P.S. more addtional off-topic information about operator overloading, the Python community has also discussed this aspect, such as using symbol overload to optimize the readability of matrix multiplication. The Elixir community also follows the same idea and has specifically implemented a syntax sugar for n**3 similar to Python for n*n*n. It's a little interesting that more and more discussions and implementations come around 2021. This may mean that programming languages are beginning to become more like a general tool (not programmer only)? After all I closed, maybe the more users from different fields, the richer the ecosystem (like {Elixir-**-Nx} ~ {Python-@/__matmul__-Numpy}).

dark-valkyrix commented 1 year ago

Yes please, it would be great to be able to define operators like ⊨, ⊕, ∧ (replacement for and?), and so on... Cartesian product (tuples) should also be replaced (or support-added) with ⨯ to match the mathematical notation, I don't like * which means something else. And support for combining diacriticals such as 20D7 (right arrow) to define vectors could be awesome.

dsyme commented 1 year ago

Re my earlier comment:

As discussed in the comments in the original submission, this is a minefield.... Deciding the precedence for such operators is really hard. It would also create swathes of unreadable F# code. I'll close this since we've previously decided not to do this in F# 2.0, and there has not yet been a major change of circumstance to warrant altering this which addresses the concerns. -

Is there any concrete proposal for precedence for such operators? That's the key missing ingredient, and it's really impossible to proceed without a proposal.

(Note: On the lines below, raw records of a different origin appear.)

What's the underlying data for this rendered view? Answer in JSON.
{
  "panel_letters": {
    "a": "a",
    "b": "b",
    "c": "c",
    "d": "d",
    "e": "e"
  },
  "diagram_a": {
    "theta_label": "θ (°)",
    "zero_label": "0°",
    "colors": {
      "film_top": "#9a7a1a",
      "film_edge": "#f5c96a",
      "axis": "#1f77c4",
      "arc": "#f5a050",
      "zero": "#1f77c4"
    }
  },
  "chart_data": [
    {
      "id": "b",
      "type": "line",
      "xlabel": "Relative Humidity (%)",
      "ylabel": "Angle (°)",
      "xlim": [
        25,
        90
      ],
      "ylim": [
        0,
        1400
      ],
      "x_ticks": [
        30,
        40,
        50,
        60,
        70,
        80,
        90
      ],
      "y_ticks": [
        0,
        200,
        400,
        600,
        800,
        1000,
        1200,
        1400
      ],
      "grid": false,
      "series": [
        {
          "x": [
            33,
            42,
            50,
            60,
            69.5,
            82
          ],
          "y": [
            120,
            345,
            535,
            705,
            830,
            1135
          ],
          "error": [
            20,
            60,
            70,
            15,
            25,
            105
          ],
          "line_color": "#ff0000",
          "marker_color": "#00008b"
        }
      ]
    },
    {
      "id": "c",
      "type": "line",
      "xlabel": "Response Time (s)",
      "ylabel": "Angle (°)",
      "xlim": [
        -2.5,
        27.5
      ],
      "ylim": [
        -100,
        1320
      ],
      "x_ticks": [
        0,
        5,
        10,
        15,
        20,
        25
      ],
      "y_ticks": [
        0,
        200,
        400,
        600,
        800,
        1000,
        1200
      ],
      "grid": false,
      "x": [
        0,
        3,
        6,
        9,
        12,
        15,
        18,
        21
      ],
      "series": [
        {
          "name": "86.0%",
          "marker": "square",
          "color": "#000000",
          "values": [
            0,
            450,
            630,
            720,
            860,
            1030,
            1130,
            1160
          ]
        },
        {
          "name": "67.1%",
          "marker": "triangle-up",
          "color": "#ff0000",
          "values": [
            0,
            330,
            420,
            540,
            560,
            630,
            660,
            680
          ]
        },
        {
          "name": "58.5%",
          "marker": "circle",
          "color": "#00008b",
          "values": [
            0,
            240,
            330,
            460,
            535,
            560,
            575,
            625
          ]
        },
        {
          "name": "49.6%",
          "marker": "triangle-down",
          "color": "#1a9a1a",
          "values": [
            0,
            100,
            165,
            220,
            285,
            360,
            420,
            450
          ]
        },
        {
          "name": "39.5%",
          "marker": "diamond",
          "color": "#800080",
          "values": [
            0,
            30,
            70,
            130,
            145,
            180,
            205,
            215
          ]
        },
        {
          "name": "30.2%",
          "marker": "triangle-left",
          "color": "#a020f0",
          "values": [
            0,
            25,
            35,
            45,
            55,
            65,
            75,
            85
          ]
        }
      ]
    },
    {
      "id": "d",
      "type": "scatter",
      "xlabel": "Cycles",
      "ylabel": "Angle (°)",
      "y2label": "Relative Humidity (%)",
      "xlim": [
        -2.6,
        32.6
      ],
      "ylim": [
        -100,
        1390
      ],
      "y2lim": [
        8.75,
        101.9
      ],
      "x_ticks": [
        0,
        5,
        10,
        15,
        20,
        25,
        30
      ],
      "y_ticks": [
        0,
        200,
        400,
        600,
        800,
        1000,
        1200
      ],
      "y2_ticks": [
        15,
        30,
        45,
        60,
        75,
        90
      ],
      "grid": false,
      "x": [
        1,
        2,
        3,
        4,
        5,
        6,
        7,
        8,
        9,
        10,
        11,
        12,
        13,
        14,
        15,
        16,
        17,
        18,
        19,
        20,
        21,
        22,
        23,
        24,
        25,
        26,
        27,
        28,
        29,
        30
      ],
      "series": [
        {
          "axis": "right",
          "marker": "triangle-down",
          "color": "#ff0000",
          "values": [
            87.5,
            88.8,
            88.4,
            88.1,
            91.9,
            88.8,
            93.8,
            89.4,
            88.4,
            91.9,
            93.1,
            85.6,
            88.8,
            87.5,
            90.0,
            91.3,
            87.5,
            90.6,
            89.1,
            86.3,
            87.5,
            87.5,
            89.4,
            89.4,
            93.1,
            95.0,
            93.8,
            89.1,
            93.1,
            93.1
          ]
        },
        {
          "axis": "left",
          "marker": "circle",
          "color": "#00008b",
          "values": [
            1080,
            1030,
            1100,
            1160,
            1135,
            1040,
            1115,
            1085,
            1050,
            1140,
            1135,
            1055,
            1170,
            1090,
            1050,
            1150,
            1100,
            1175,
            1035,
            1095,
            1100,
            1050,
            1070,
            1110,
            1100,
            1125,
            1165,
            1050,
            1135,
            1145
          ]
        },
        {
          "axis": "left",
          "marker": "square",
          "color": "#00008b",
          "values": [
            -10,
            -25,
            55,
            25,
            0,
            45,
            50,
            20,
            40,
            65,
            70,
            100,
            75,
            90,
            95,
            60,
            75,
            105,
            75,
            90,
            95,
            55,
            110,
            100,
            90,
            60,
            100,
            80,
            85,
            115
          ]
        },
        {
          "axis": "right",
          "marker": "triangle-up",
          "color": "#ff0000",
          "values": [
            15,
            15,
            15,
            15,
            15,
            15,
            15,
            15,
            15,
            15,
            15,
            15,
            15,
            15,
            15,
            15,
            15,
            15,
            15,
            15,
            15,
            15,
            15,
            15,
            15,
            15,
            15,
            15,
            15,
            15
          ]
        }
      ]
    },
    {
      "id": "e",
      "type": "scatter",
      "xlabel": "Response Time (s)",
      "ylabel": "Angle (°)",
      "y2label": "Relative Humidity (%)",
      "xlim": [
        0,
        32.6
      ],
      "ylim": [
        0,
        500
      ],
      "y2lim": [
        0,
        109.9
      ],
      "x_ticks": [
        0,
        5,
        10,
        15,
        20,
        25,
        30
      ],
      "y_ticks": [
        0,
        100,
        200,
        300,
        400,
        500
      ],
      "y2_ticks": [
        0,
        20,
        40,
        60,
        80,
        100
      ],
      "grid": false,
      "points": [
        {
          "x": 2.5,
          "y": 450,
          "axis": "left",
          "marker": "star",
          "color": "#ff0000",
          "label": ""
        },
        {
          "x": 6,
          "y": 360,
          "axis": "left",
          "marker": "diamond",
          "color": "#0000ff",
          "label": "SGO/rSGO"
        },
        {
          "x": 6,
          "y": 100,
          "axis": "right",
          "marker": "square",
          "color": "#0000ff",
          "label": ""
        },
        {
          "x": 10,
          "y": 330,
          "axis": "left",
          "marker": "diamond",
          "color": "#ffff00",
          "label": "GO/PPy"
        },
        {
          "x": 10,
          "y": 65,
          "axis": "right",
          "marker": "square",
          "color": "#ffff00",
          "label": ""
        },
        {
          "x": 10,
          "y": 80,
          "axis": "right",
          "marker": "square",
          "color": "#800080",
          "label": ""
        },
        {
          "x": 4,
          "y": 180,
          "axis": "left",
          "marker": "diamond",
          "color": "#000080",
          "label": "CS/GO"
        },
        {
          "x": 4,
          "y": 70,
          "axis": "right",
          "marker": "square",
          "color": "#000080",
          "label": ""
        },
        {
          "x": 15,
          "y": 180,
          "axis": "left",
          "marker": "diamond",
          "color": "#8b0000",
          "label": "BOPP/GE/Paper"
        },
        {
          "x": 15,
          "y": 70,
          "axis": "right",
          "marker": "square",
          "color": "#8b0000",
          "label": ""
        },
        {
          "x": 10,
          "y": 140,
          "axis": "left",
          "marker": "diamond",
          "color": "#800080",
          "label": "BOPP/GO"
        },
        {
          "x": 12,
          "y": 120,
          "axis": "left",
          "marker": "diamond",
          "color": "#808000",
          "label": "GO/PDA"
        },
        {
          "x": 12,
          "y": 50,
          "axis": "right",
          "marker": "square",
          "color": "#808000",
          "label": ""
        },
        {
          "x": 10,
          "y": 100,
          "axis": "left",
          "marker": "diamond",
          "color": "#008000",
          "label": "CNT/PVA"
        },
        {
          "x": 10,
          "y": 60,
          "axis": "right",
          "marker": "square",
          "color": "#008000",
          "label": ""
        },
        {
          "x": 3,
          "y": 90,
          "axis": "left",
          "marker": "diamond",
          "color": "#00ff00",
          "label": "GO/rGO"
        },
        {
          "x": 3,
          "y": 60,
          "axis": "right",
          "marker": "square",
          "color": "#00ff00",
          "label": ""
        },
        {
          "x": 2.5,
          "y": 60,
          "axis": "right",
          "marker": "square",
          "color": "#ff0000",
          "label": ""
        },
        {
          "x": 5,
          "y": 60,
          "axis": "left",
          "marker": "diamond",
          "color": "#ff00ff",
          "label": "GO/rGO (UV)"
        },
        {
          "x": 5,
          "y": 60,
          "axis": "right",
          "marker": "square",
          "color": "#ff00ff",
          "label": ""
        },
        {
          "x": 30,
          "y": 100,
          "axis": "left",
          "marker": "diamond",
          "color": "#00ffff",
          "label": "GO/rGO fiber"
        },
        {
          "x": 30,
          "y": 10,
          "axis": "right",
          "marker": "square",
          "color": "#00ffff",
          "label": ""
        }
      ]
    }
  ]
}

charlesroddie commented 1 year ago

Is there any concrete proposal for precedence for such operators? That's the key missing ingredient, and it's really impossible to proceed without a proposal.

Current operator precedence seems to be based on the starting character(s). https://learn.microsoft.com/en-us/dotnet/fsharp/language-reference/symbol-and-operator-reference/

I propose that operators starting with a currently-disallowed unicode symbol are given the same precedence, just lower than all existing precedences for operators: lower than prefix operators but above .. Operators containing currently-disallowed symbols but starting with currently-allowed characters can fit into existing rules.

sv158 commented 1 year ago

Is there any concrete proposal for precedence for such operators? That's the key missing ingredient, and it's really impossible to proceed without a proposal.

Few days ago, I saw that Nim officially released version 2.0, and the '--experimental:unicodeOperators' flag had already been removed. They eventually accepted 21 Unicode operators , with 13 having the same precedence as multiplication (∙ ∘ × ★ ⊗ ⊘ ⊙ ⊛ ⊠ ⊡ ∩ ∧ ⊓) and the remaining 8 having the same precedence as addition (± ⊕ ⊖ ⊞ ⊟ ∪ ∨ ⊔).

I think this approach (i.e., adopting a subset of Unicode operators first) might be worth considering. In this way, the main problem shifts from complex precedence rule settings to a relatively simpler process of filtering out the most needed Unicode operators and grouping them accordingly.

MaxWilson commented 10 months ago

Hmm, even with [ Win + ; ] these sound very annoying to type to the point that I reckon I'd never use this.

This really just comes down to tooling. Many editors (or editor plugins) provide user friendly ways of inserting unicode characters.

Could you have a tooling plugin that simply hides backticks around Unicode characters? Then you wouldn't need a language change.